6. An isolated nucleic acid encoding the polypeptide of claim 2, or a complementary sequence thereof.

7. An isolated nucleic acid encoding the polypeptide of claim 3, or a complementary sequence thereof.

8. An isolated nucleic acid encoding the polypeptide of claim 4, or a complementary sequence thereof.

9. An isolated nucleic acid that hybridizes under high stringency conditions to SEQ ID NO:l, or a complementary sequence thereof.

10. The nucleic acid of claim 9, wherein the nucleic acid has at least 10 nucleotides in length.

11. A method of expressing a transcript in a cell, the method comprising: introducing a vector into a cell, the vector containing a nucleic acid encoding a transcript; and expressing the transcript in the cell; wherein the transcript hybridizes under high stringency conditions to SEQ ID NO:l, or a complementary sequence thereof.

12. The method of claim 11, wherein the transcript encodes the polypeptide of claim 1.

13. The method of claim 11, wherein the transcript encodes the polypeptide of claim 2.

14. The method of claim 11, wherein the transcript encodes the polypeptide of claim 3.

15. The method of claim 11, wherein the transcript encodes the polypeptide of claim 4.

16. A method of detecting abnormal expression of an FLIP gene in a cell, the method comprising: providing a cell expressing an FLIP gene, and quantifying an expression level of the FLIP gene in the cell, wherein the expression level of the FLIP gene in the cell, if different from that in a normal cell, indicates abnormal expression of the FLIP gene.

17. The method of claim 16, wherein the expression level of the FLIP gene is quantified by measuring the amount of an FLIP mRNA in the cell.

18. The method of claim 16, wherein the expression level of the FLIP gene is quantified by measuring the amount of an FLIP protein in the cell.
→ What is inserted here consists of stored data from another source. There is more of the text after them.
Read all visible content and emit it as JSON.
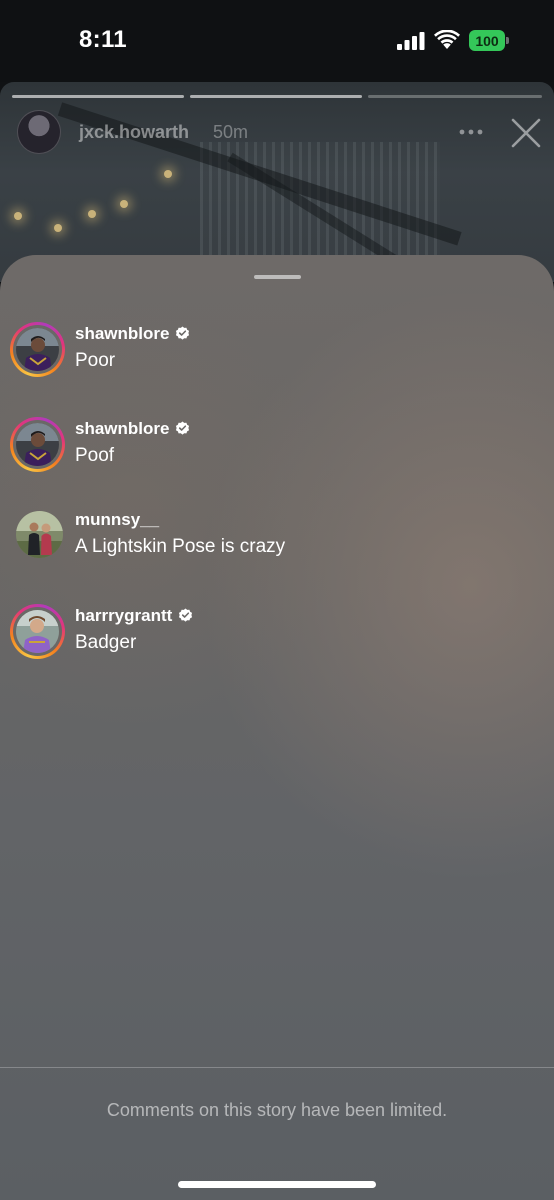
{
  "status_bar": {
    "time": "8:11",
    "battery_level": "100",
    "battery_color": "#34c759"
  },
  "story": {
    "username": "jxck.howarth",
    "time_ago": "50m",
    "progress_segments": 3,
    "more_icon": "more-horizontal-icon",
    "close_icon": "close-icon"
  },
  "comments": [
    {
      "username": "shawnblore",
      "verified": true,
      "text": "Poor",
      "story_ring": true,
      "avatar_theme": "purple-jersey"
    },
    {
      "username": "shawnblore",
      "verified": true,
      "text": "Poof",
      "story_ring": true,
      "avatar_theme": "purple-jersey"
    },
    {
      "username": "munnsy__",
      "verified": false,
      "text": "A Lightskin Pose is crazy",
      "story_ring": false,
      "avatar_theme": "couple-outdoor"
    },
    {
      "username": "harrrygrantt",
      "verified": true,
      "text": "Badger",
      "story_ring": true,
      "avatar_theme": "purple-jersey-light"
    }
  ],
  "footer": {
    "note": "Comments on this story have been limited."
  },
  "colors": {
    "story_ring_gradient": [
      "#f9c443",
      "#f4831f",
      "#e2357b",
      "#b03bbd"
    ],
    "sheet_background": "#666668"
  }
}
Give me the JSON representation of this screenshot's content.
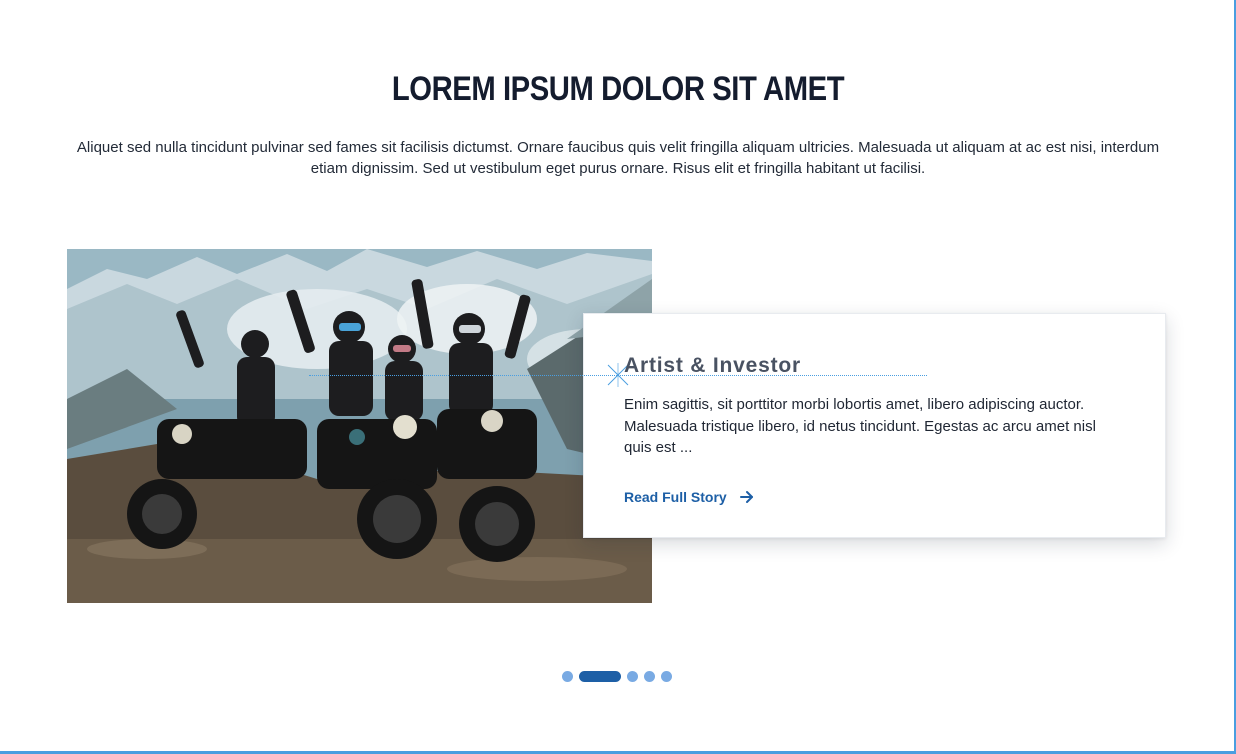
{
  "section": {
    "title": "LOREM IPSUM DOLOR SIT AMET",
    "intro": "Aliquet sed nulla tincidunt pulvinar sed fames sit facilisis dictumst. Ornare faucibus quis velit fringilla aliquam ultricies. Malesuada ut aliquam at ac est nisi, interdum etiam dignissim. Sed ut vestibulum eget purus ornare. Risus elit et fringilla habitant ut facilisi."
  },
  "story": {
    "role": "Artist & Investor",
    "body": "Enim sagittis, sit porttitor morbi lobortis amet, libero adipiscing auctor. Malesuada tristique libero, id netus tincidunt. Egestas ac arcu amet nisl quis est ...",
    "link_label": "Read Full Story",
    "link_icon": "arrow-right-icon"
  },
  "pagination": {
    "total": 5,
    "active_index": 1
  },
  "colors": {
    "accent": "#1d5fa6",
    "dot_inactive": "#79aae3",
    "frame": "#4a9ee0",
    "title": "#141c2e"
  }
}
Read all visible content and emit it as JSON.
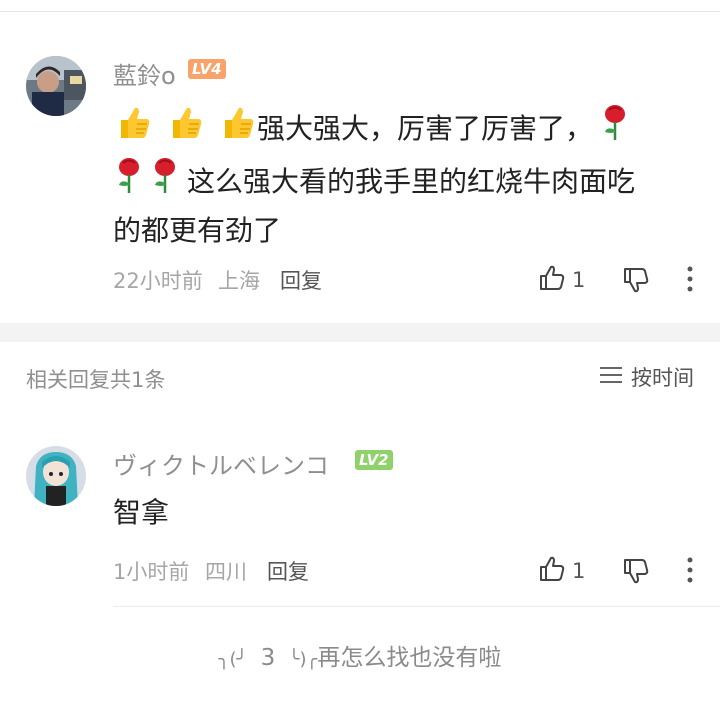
{
  "comment": {
    "username": "藍鈴o",
    "level": "LV4",
    "content_text": "强大强大，厉害了厉害了，",
    "content_line2": "这么强大看的我手里的红烧牛肉面吃",
    "content_line3": "的都更有劲了",
    "emojis": [
      "thumbs-up",
      "thumbs-up",
      "thumbs-up",
      "rose",
      "rose",
      "rose"
    ],
    "time": "22小时前",
    "location": "上海",
    "reply_label": "回复",
    "like_count": "1"
  },
  "replies_section": {
    "title": "相关回复共1条",
    "sort_label": "按时间"
  },
  "reply": {
    "username": "ヴィクトルベレンコ",
    "level": "LV2",
    "content": "智拿",
    "time": "1小时前",
    "location": "四川",
    "reply_label": "回复",
    "like_count": "1"
  },
  "footer": {
    "end_text": "再怎么找也没有啦",
    "kaomoji_left": "╮(╯",
    "kaomoji_mid": "3",
    "kaomoji_right": "╰)╭"
  },
  "colors": {
    "lv4": "#f7a36a",
    "lv2": "#8fd16a"
  }
}
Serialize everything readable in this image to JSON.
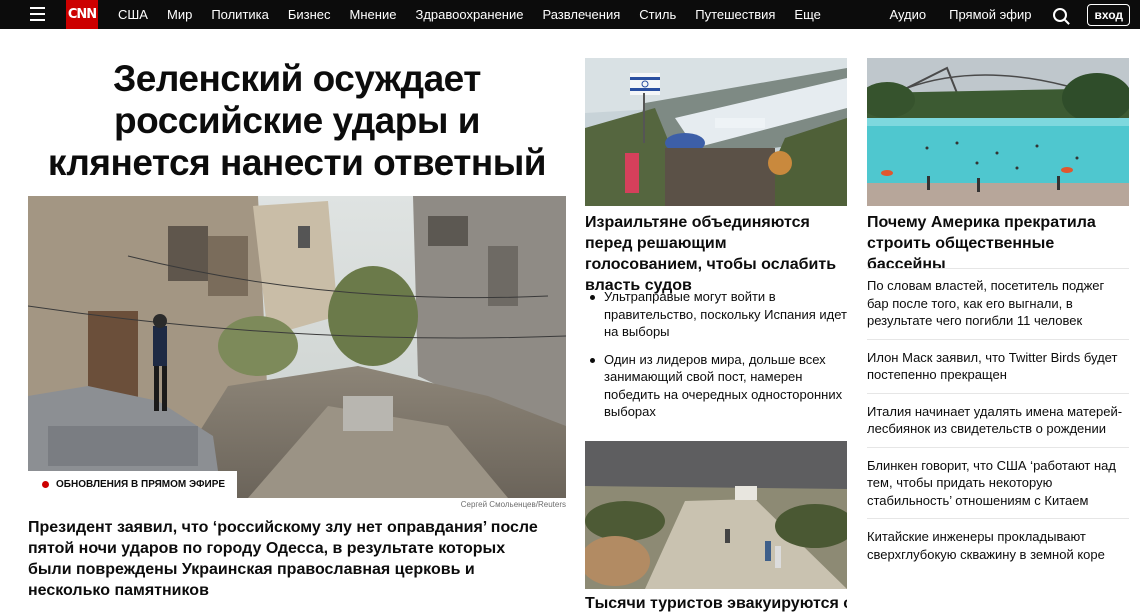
{
  "nav": {
    "links": [
      "США",
      "Мир",
      "Политика",
      "Бизнес",
      "Мнение",
      "Здравоохранение",
      "Развлечения",
      "Стиль",
      "Путешествия",
      "Еще"
    ],
    "audio": "Аудио",
    "live": "Прямой эфир",
    "login": "вход",
    "logo": "CNN"
  },
  "lead": {
    "headline": "Зеленский осуждает российские удары и клянется нанести ответный удар",
    "credit": "Сергей Смольенцев/Reuters",
    "live_badge": "Обновления в прямом эфире",
    "subheadline": "Президент заявил, что ‘российскому злу нет оправдания’ после пятой ночи ударов по городу Одесса, в результате которых были повреждены Украинская православная церковь и несколько памятников"
  },
  "middle": {
    "headline": "Израильтяне объединяются перед решающим голосованием, чтобы ослабить власть судов",
    "bullets": [
      "Ультраправые могут войти в правительство, поскольку Испания идет на выборы",
      "Один из лидеров мира, дольше всех занимающий свой пост, намерен победить на очередных односторонних выборах"
    ],
    "cut_headline": "Тысячи туристов эвакуируются с"
  },
  "right": {
    "headline": "Почему Америка прекратила строить общественные бассейны",
    "items": [
      "По словам властей, посетитель поджег бар после того, как его выгнали, в результате чего погибли 11 человек",
      "Илон Маск заявил, что Twitter Birds будет постепенно прекращен",
      "Италия начинает удалять имена матерей-лесбиянок из свидетельств о рождении",
      "Блинкен говорит, что США ‘работают над тем, чтобы придать некоторую стабильность’ отношениям с Китаем",
      "Китайские инженеры прокладывают сверхглубокую скважину в земной коре"
    ]
  },
  "colors": {
    "nav_bg": "#0c0c0c",
    "brand_red": "#cc0000"
  }
}
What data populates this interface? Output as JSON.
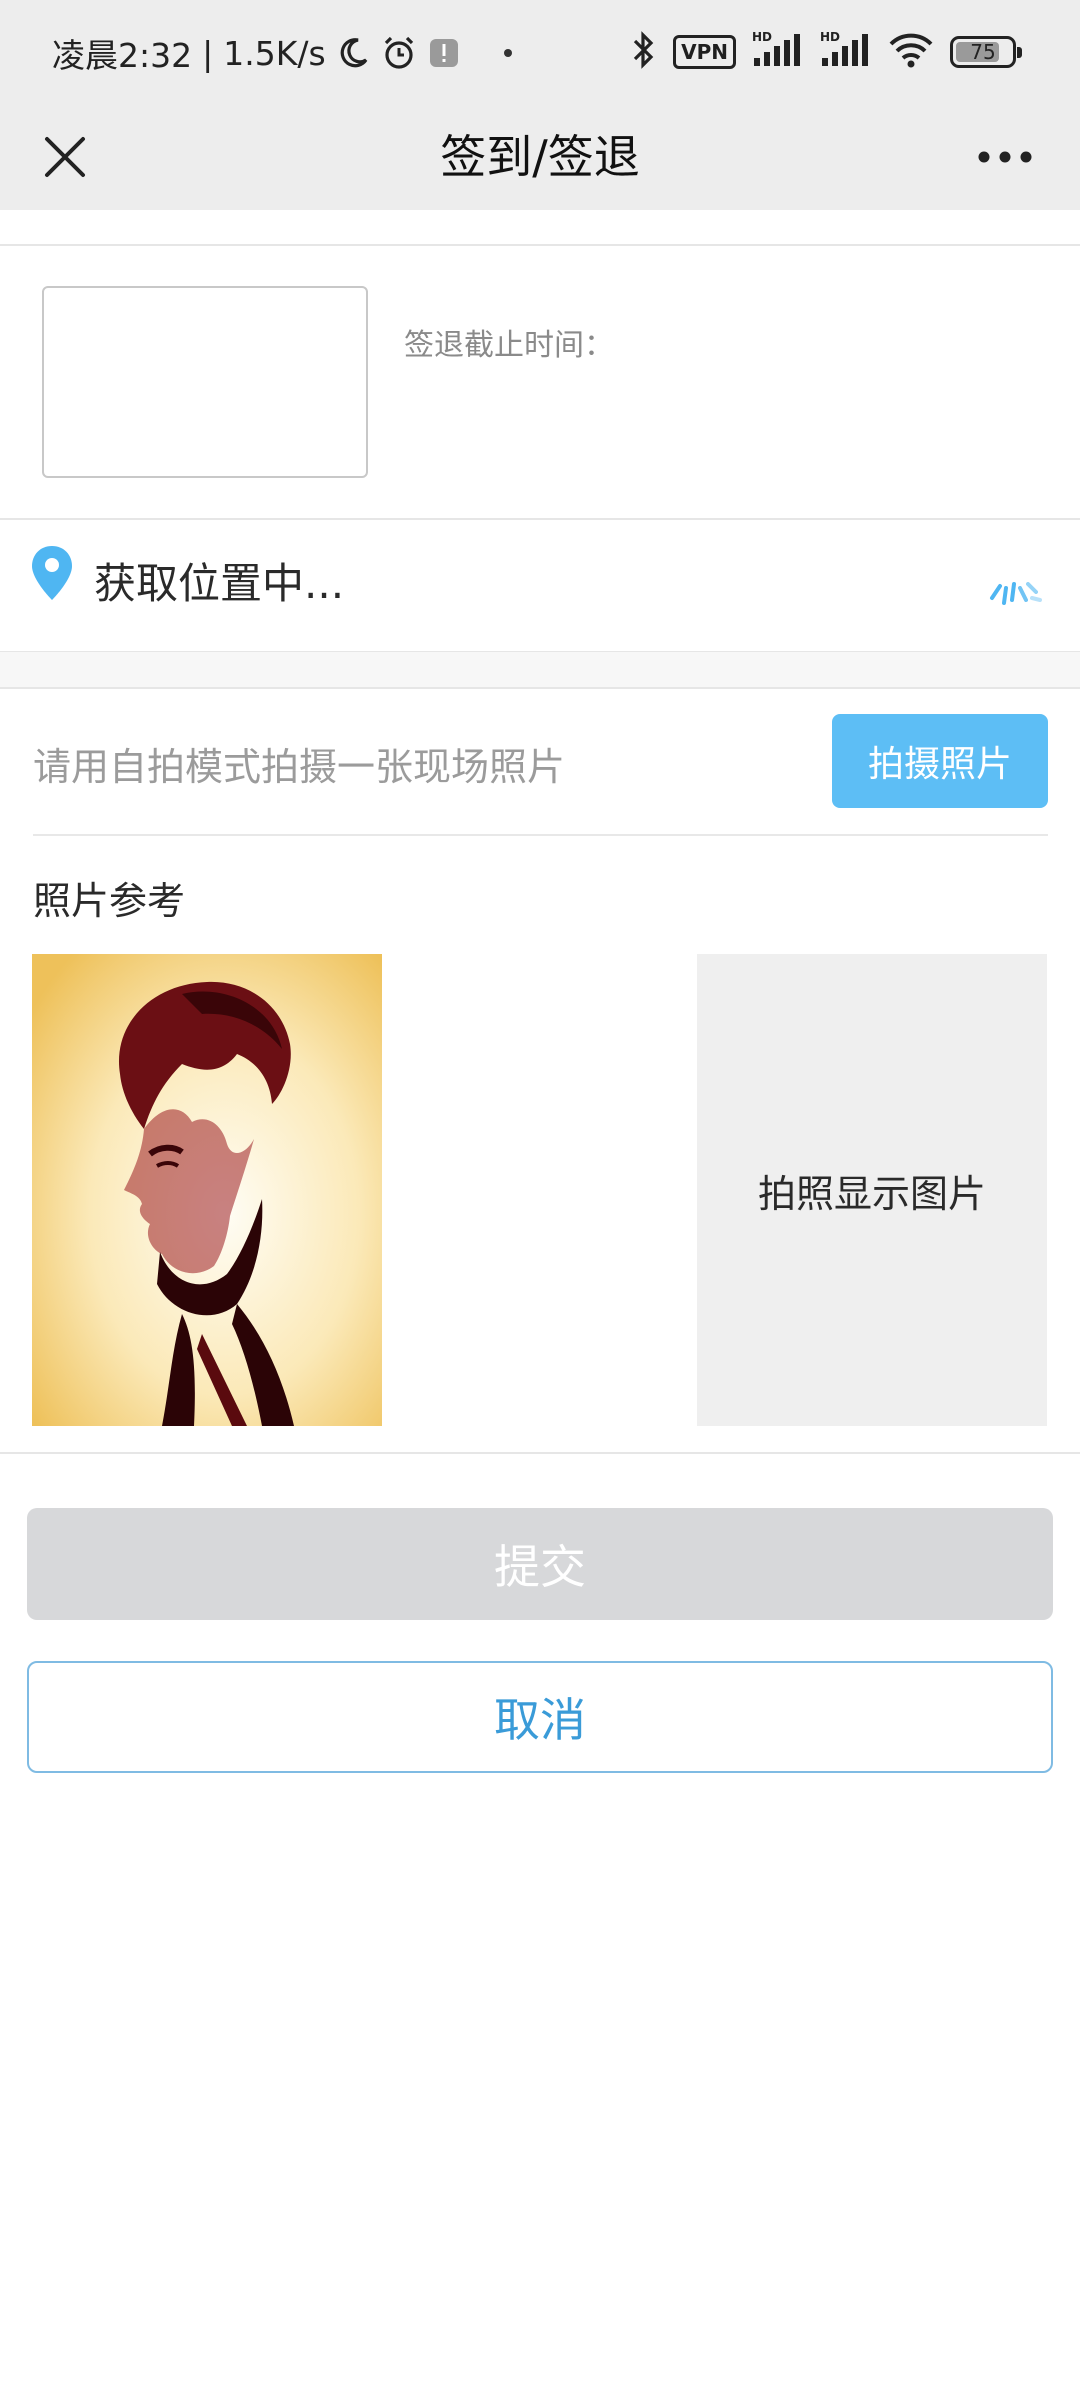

19. A method of identifying a compound that alters interaction between FLIP and LKBl, the method comprising quantifying the extent of binding of FLIP to LKBl in the presence of a compound, wherein the extent of binding in the presence of the compound, if lower than in the absence of the compound, indicates that the compound disrupts the interaction between FLIP and LKB 1 ; and the extent of binding in the presence of the compound, if higher than in the absence of the compound, indicates that the compound enhances the interaction between FLIP and LKBl.

20. A method of identifying a compound that alters suppression of the transcriptional activity of NFKB by FLIP, the method comprising: contacting FLIP with a cell expressing NFKB, and quantifying the transcriptional activity of NFKB in the presence of a compound, wherein the transcriptional activity in the presence of the compound, if lower than in the absence of the compound, indicates that the compound enhances the suppression of the transcriptional activity of NFKB by FLIP; and the transcriptional activity in the presence of the compound, if higher than in the absence of the compound, indicates that the compound reduces the suppression of the transcriptional activity of NFKB by FLIP.